Generalleutnant Bernd Schütt neben Bundeskanzler Olaf Scholz bei dessen Besuch des Einsatzführungskommandos im März 2022. dpa/Michael Kappeler

Bernd Schütt, neuer Befehlshaber des Einsatzführungskommandos der Bundeswehr, sieht die größte Gefahr für eine militärische Eskalation mit Russland an der Nordostflanke der Nato. „Und deswegen ist der Punkt der glaubwürdigen Abschreckung in dieser Region für mich ein ganz zentraler Punkt. Hier spielt die Präsenz von Landstreitkräften eine zentrale Rolle“, sagte der Generalleutnant der dpa.

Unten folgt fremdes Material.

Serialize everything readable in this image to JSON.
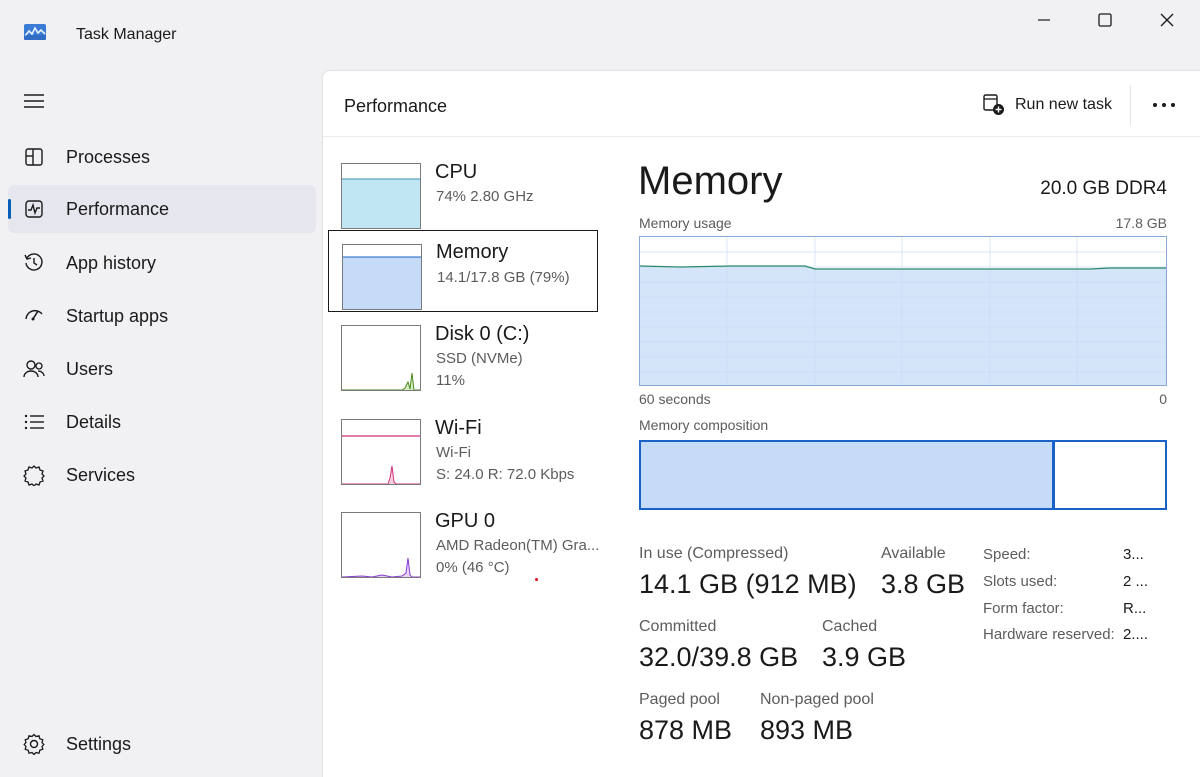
{
  "window": {
    "title": "Task Manager"
  },
  "sidebar": {
    "items": [
      {
        "label": "Processes",
        "icon": "processes-icon"
      },
      {
        "label": "Performance",
        "icon": "performance-icon",
        "active": true
      },
      {
        "label": "App history",
        "icon": "history-icon"
      },
      {
        "label": "Startup apps",
        "icon": "startup-icon"
      },
      {
        "label": "Users",
        "icon": "users-icon"
      },
      {
        "label": "Details",
        "icon": "details-icon"
      },
      {
        "label": "Services",
        "icon": "services-icon"
      }
    ],
    "settings_label": "Settings"
  },
  "header": {
    "title": "Performance",
    "run_new_task": "Run new task"
  },
  "devices": [
    {
      "name": "CPU",
      "sub1": "74%  2.80 GHz",
      "sub2": ""
    },
    {
      "name": "Memory",
      "sub1": "14.1/17.8 GB (79%)",
      "sub2": "",
      "selected": true
    },
    {
      "name": "Disk 0 (C:)",
      "sub1": "SSD (NVMe)",
      "sub2": "11%"
    },
    {
      "name": "Wi-Fi",
      "sub1": "Wi-Fi",
      "sub2": "S: 24.0  R: 72.0 Kbps"
    },
    {
      "name": "GPU 0",
      "sub1": "AMD Radeon(TM) Gra...",
      "sub2": "0%  (46 °C)"
    }
  ],
  "detail": {
    "title": "Memory",
    "spec": "20.0 GB DDR4",
    "usage_label": "Memory usage",
    "usage_max": "17.8 GB",
    "time_left": "60 seconds",
    "time_right": "0",
    "composition_label": "Memory composition",
    "composition_in_use_fraction": 0.79,
    "stats": {
      "in_use_label": "In use (Compressed)",
      "in_use_value": "14.1 GB (912 MB)",
      "available_label": "Available",
      "available_value": "3.8 GB",
      "committed_label": "Committed",
      "committed_value": "32.0/39.8 GB",
      "cached_label": "Cached",
      "cached_value": "3.9 GB",
      "paged_label": "Paged pool",
      "paged_value": "878 MB",
      "nonpaged_label": "Non-paged pool",
      "nonpaged_value": "893 MB"
    },
    "props": [
      {
        "label": "Speed:",
        "value": "3..."
      },
      {
        "label": "Slots used:",
        "value": "2 ..."
      },
      {
        "label": "Form factor:",
        "value": "R..."
      },
      {
        "label": "Hardware reserved:",
        "value": "2...."
      }
    ]
  },
  "colors": {
    "accent": "#005fb8",
    "memory_fill": "#c6dbf7",
    "memory_line": "#1a62c6",
    "cpu_fill": "#bfe6f2",
    "wifi_line": "#d4307a",
    "disk_line": "#4a8a1a",
    "gpu_line": "#8a3ad4"
  }
}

Verstärkte Übungen für die Landes- und Bündnisverteidigung werde es auch in seinem Kommando geben. Schütt: „Diese Art von intensiver Kriegsführung haben wir hier so noch nicht trainiert. Da bedarf es einer Anpassung bestehender Strukturen und Verfahren.“

Das Einsatzführungskommando in Schwielowsee bei Potsdam führt die Kontingente der Bundeswehr im Auslandseinsatz in nationalen Belangen (Material, Personal und im Disziplinarwesen), nicht aber operativ.

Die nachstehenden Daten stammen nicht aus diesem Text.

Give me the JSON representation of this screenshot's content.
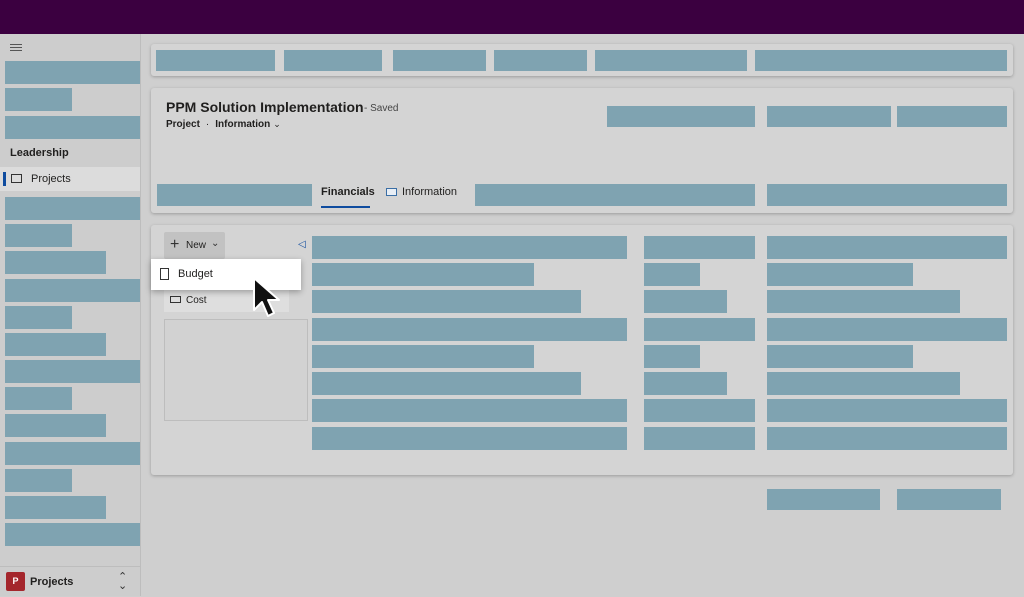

Bei Einsätzen wie in Litauen – wo die Bundeswehr einen inzwischen 1600 Mann starken multinationalen Gefechtsverband der Nato („Enhanced Forward Presence“, eFP) führt – sind die deutschen Soldaten  auch in die Verteidigungsplanungen des jeweiligen Landes eingebunden. In Litauen stehen sie zusammen mit Belgiern, Isländern, Luxemburgern, Niederländern, Norwegern und Tschechen.

Befürchtungen vor Angriff auf baltische Nato-Staaten

Nach konkreter gewordenen russischen Drohgebärden im Streit um den Transitverkehr in die russische Ostsee-Exklave Kaliningrad sind Befürchtungen im Baltikum zuletzt gewachsen.

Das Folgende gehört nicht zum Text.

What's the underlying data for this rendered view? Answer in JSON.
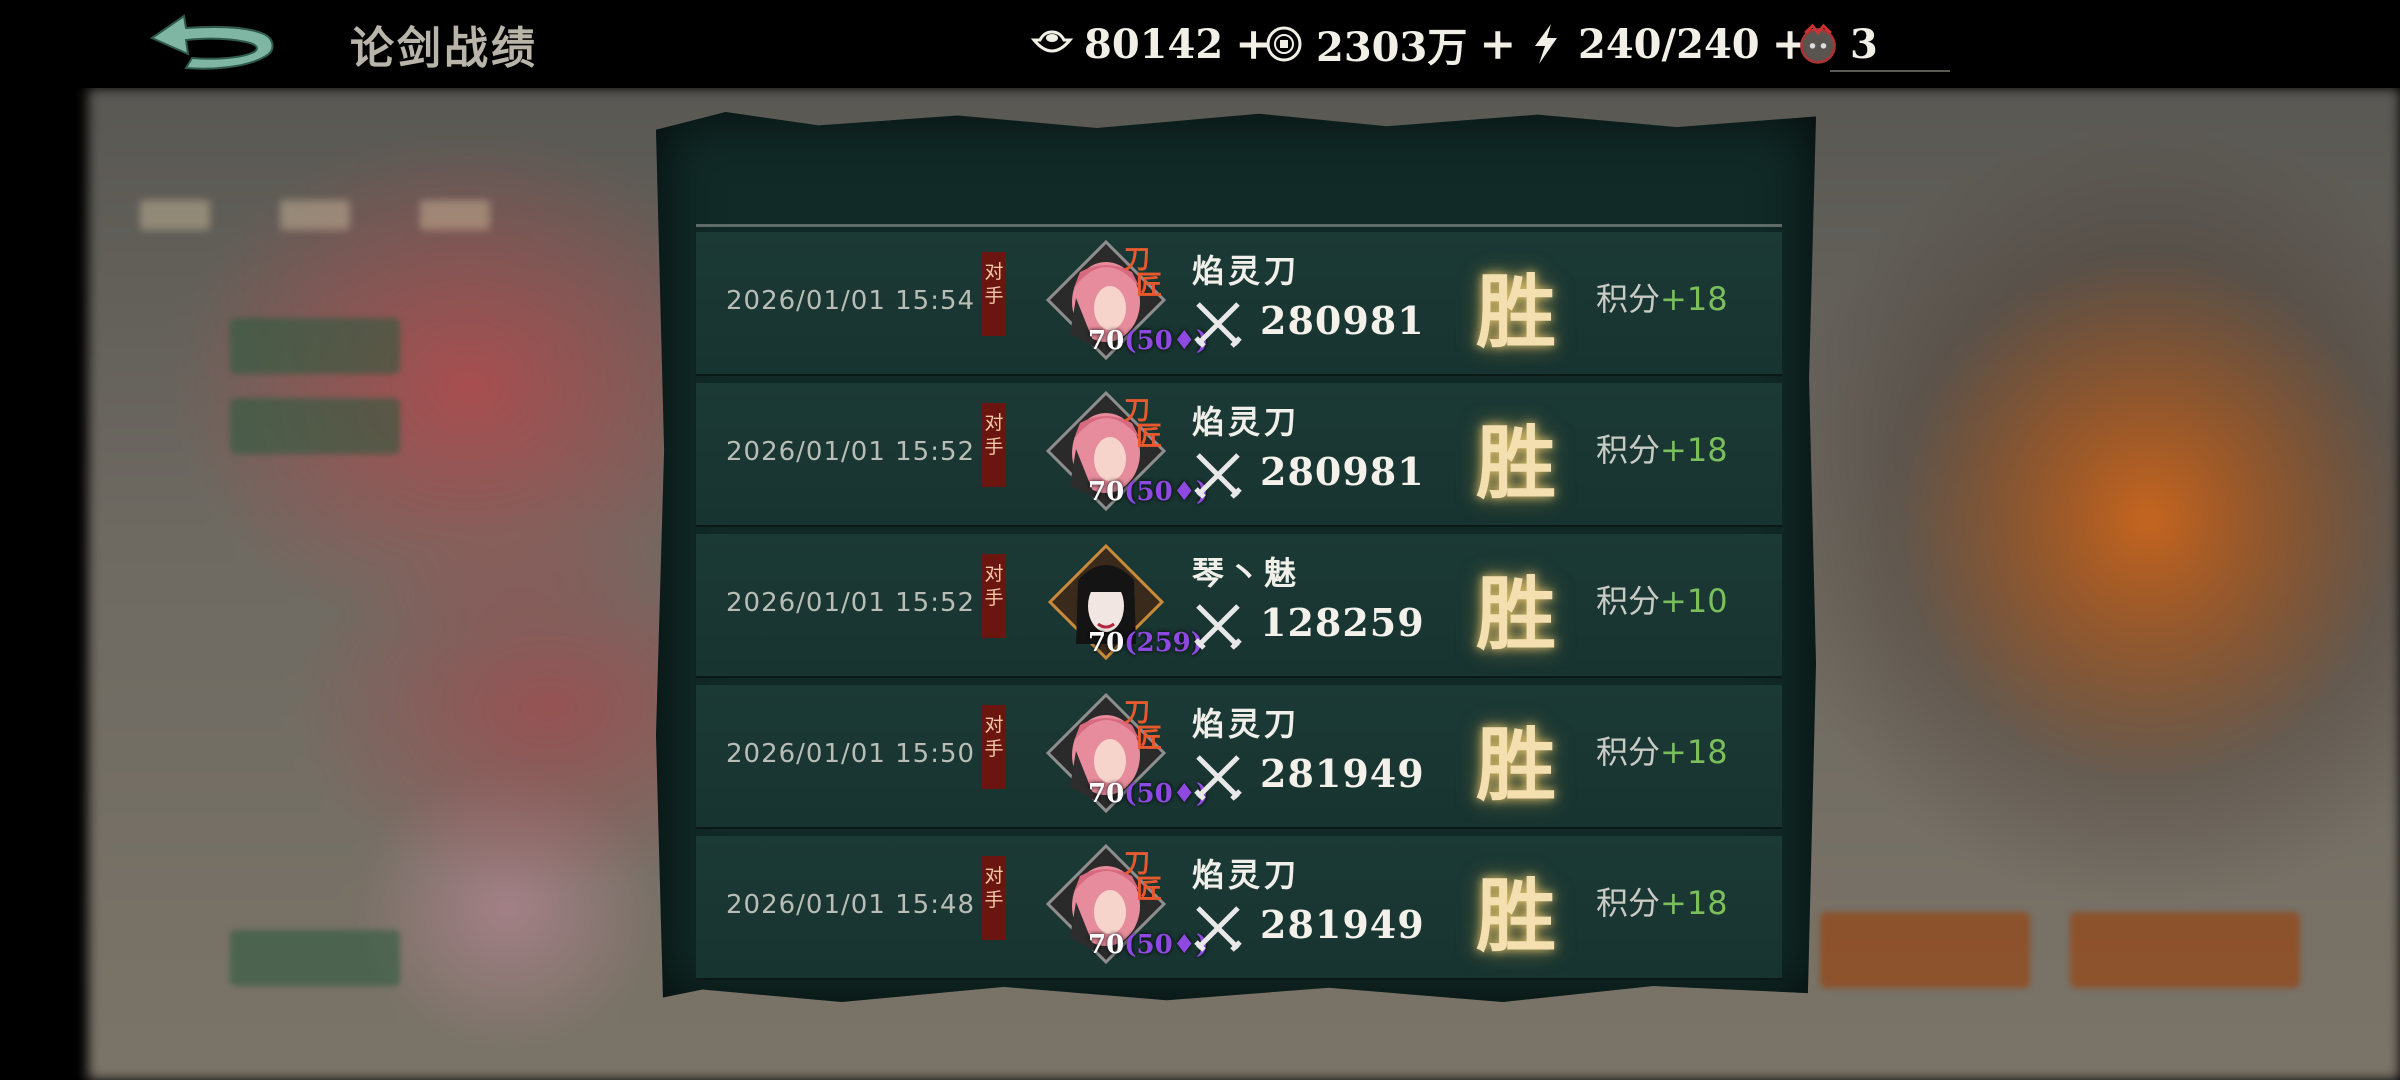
{
  "header": {
    "title": "论剑战绩",
    "back_icon": "back-arrow-icon"
  },
  "resources": [
    {
      "icon": "silver-ingot-icon",
      "value": "80142",
      "add": "+"
    },
    {
      "icon": "coin-icon",
      "value": "2303万",
      "add": "+"
    },
    {
      "icon": "stamina-lightning-icon",
      "value": "240/240",
      "add": "+"
    },
    {
      "icon": "mask-token-icon",
      "value": "3"
    }
  ],
  "records": [
    {
      "time": "2026/01/01 15:54",
      "tag": "对手",
      "name": "焰灵刀",
      "level": "70",
      "level_sub": "(50♦)",
      "power": "280981",
      "result": "胜",
      "score_label": "积分",
      "score_delta": "+18",
      "avatar": "pink-hair-swordsman-avatar"
    },
    {
      "time": "2026/01/01 15:52",
      "tag": "对手",
      "name": "焰灵刀",
      "level": "70",
      "level_sub": "(50♦)",
      "power": "280981",
      "result": "胜",
      "score_label": "积分",
      "score_delta": "+18",
      "avatar": "pink-hair-swordsman-avatar"
    },
    {
      "time": "2026/01/01 15:52",
      "tag": "对手",
      "name": "琴丶魅",
      "level": "70",
      "level_sub": "(259)",
      "power": "128259",
      "result": "胜",
      "score_label": "积分",
      "score_delta": "+10",
      "avatar": "dark-hair-woman-avatar"
    },
    {
      "time": "2026/01/01 15:50",
      "tag": "对手",
      "name": "焰灵刀",
      "level": "70",
      "level_sub": "(50♦)",
      "power": "281949",
      "result": "胜",
      "score_label": "积分",
      "score_delta": "+18",
      "avatar": "pink-hair-swordsman-avatar"
    },
    {
      "time": "2026/01/01 15:48",
      "tag": "对手",
      "name": "焰灵刀",
      "level": "70",
      "level_sub": "(50♦)",
      "power": "281949",
      "result": "胜",
      "score_label": "积分",
      "score_delta": "+18",
      "avatar": "pink-hair-swordsman-avatar"
    }
  ],
  "colors": {
    "panel": "#112a27",
    "row": "#1b3935",
    "win_glow": "#f3dfb0",
    "score_positive": "#7bbf5c",
    "tag_red": "#6b1511",
    "level_purple": "#8d49e0"
  }
}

Als geografischer Schwachpunkt gilt die sogenannte Suwalki-Lücke, eine kaum 70 Kilometer schmale Landverbindung zwischen Polen im Süden und Litauen im Norden. Hier ist der Weg von Kaliningrad und dem mit Russland verbündeten Belarus am kürzesten. Bei einem russischen Durchbruch wären die kleinen Nato-Staaten Litauen, Lettland und Estland vom Rest des Bündnisgebiets abgeschnitten.

Die Lücke, die der Nato Sorgen bereitet

„Im Bereich der Suwalki-Lücke ist es nur ein kurzer Sprung und dort ist die Gefahr einer Testung des Verteidigungswillens und der Verteidigungsfähigkeit der Nato relativ groß. In diesem Raum kann man relativ schnell Truppen verlegen und dann zum Beispiel unter Einsatz von Luftlandetruppen einen ersten Stoß durchführen“, sagte Schütt. In  der Gedankenwelt des russischen Präsidenten Wladimir Putin möglicherweise in der Hoffnung, es gebe keine Gegenwehr: „Vielleicht denkt er, die Nato kommt nicht.“

Die sogenannte Nordostflanke der Nato: Die rote Doppel-Linie zeigt die Suwalki-Lücke entlang der polnisch-litauischen Grenze.
Die sogenannte Nordostflanke der Nato: Die rote Doppel-Linie zeigt die Suwalki-Lücke entlang der polnisch-litauischen Grenze. Grafik: dpa. Quellen: Nato, dpa, OSM-Mitwirkende

Deswegen sei es so wichtig, dass die Nato-Truppen im Baltikum präsent sind und verstärkt würden. „Das ist mehr als ein Stolperdraht. Da wird sich Putin sehr gut überlegen müssen, wie die Reaktion ausfällt“, sagte Schütt. Zentral sei die glaubwürdige Abschreckung. Glaubwürdigkeit beruhe auf einem ausführbaren Plan, der mit entsprechenden Kräften und Fähigkeiten hinterlegt ist, der Deklaration, diese Kräfte einzusetzen, und dabei nicht zu wackeln.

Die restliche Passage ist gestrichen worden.